I wish there was an easy answer, but one of the things you discover as you mature is that parents, too, are flawed. They can be weak or selfish; bullies or abusers; they can totally ignore their children’s needs or shower them with ill-advised levels of attention. The bottom line is that parents are just people and we all have to try to rub along with them, even after their inadequacies become clear, but hopefully before they take too heavy an emotional toll on us.
The trouble with answering letters like yours is that they don’t always come with a suitably expansive picture and so practical advice, rather than simply ruminations, can be hard to offer. I’d love to know where your mother-figure is in all this, and whether you don’t mention her because you feel she is removed entirely from the equation. Most likely you are caught in the middle of a turf war and what you’re enduring is the emotional fallout from what’s going on in the relationships of those whose job it is to be responsible for you.
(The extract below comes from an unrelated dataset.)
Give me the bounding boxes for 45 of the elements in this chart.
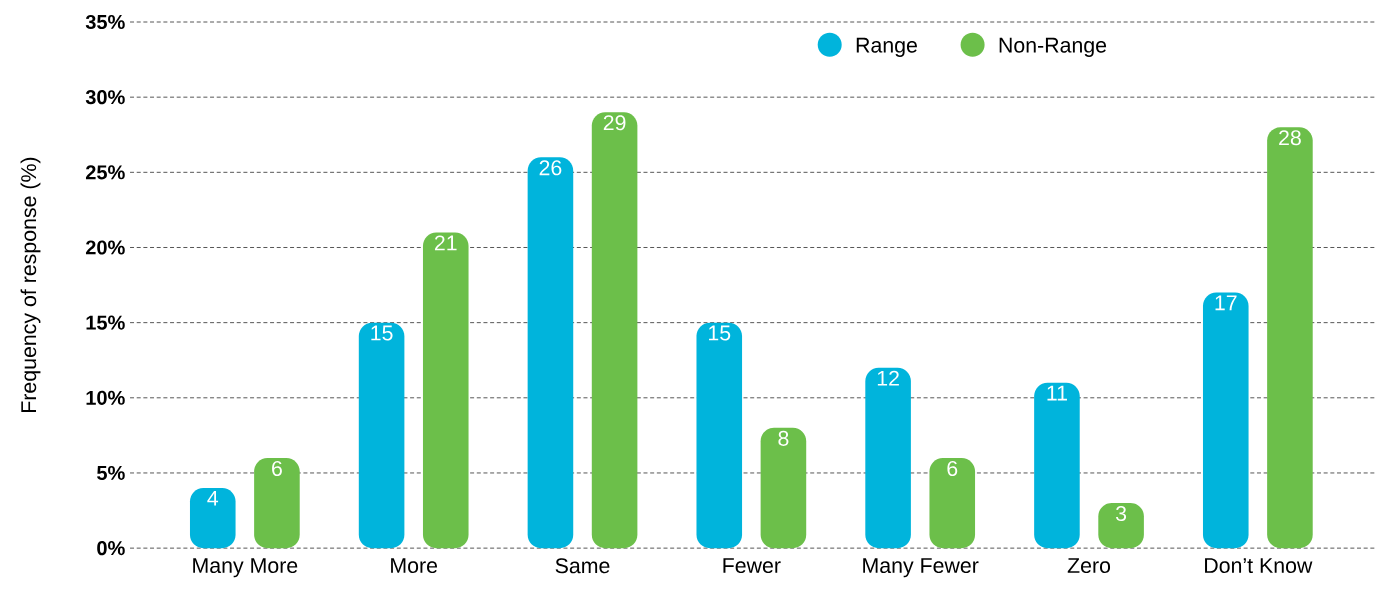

The fact is that the adults you describe are letting you down and your best and a necessary first move is to learn not to rely on them. At your age it’s a premature conclusion to have to reach – many of us don’t see the light until we’re much older – but circumstances dictate that your emotions will be better protected by absenting them from the situation. True liberation comes with independence and you are now on the cusp of being able to claim your own place in the world. What you’ve discovered is that people, no matter how much they love you, have inadequacies and faults. Your dad will doubtless live to regret what’s he’s squandered between the two of you, but your job is to stop worrying about your position in the pecking order and to make a life for yourself that doesn’t rely on his approval.